Вдруг я почувствовал себя уязвимым, обнаженным, пойманным врасплох.

– Зачем дарить это мне?

– Потому что я сделал подарки на Рождество почти всем, кого знаю, кроме тебя.

– Это подлинная причина?

– Нет, не подлинная.

– Князь Оскар! – В голосе звучал деланый упрек.

– Клара Бруншвикг, тебе одинаково сложно и солгать, и сказать правду. Ты все заводишь в какой-то сложный лабиринт.

– Каким образом?

– То, что важно, мы с тобой произносим так, будто это неважно. Уходим в сторону по касательной, чтобы не застревать на тех вещах, которые действительно имеют значение. Но потом то, что имеет значение, возвращается снова, и мы вновь отправляемся в обход и по касательной.

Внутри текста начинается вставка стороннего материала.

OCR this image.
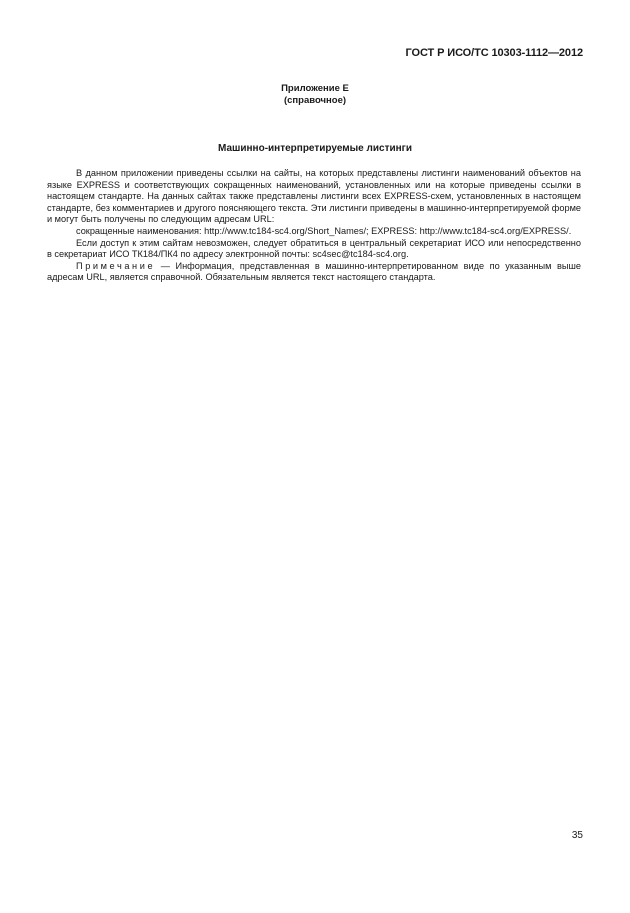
ГОСТ Р ИСО/ТС 10303-1112—2012
Приложение Е
(справочное)
Машинно-интерпретируемые листинги

В данном приложении приведены ссылки на сайты, на которых представлены листинги наименований объектов на языке EXPRESS и соответствующих сокращенных наименований, установленных или на которые приведены ссылки в настоящем стандарте. На данных сайтах также представлены листинги всех EXPRESS-схем, установленных в настоящем стандарте, без комментариев и другого поясняющего текста. Эти листинги приведены в машинно-интерпретируемой форме и могут быть получены по следующим адресам URL:

сокращенные наименования: http://www.tc184-sc4.org/Short_Names/; EXPRESS: http://www.tc184-sc4.org/EXPRESS/.

Если доступ к этим сайтам невозможен, следует обратиться в центральный секретариат ИСО или непосредственно в секретариат ИСО ТК184/ПК4 по адресу электронной почты: sc4sec@tc184-sc4.org.

Примечание — Информация, представленная в машинно-интерпретированном виде по указанным выше адресам URL, является справочной. Обязательным является текст настоящего стандарта.

35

Она смотрела на меня в упор. Молча.

– А что имеет значение?

Мог бы заранее догадаться.

– Ты действительно сама не знаешь?

– Под тобой лед, часом, не треснет?

Я покачал головой, давая понять, что нет. Но я действительно был на тонком льду, отрицать это бессмысленно.

– Сбил в кровь я ноги, и язык мой нем.

– Скажи, бога ради, и давай есть.

– Ну как бы это сказать? Вдруг это стало как-то непросто…

– Почему? – В голосе сквозила нежность, без всякого нетерпения.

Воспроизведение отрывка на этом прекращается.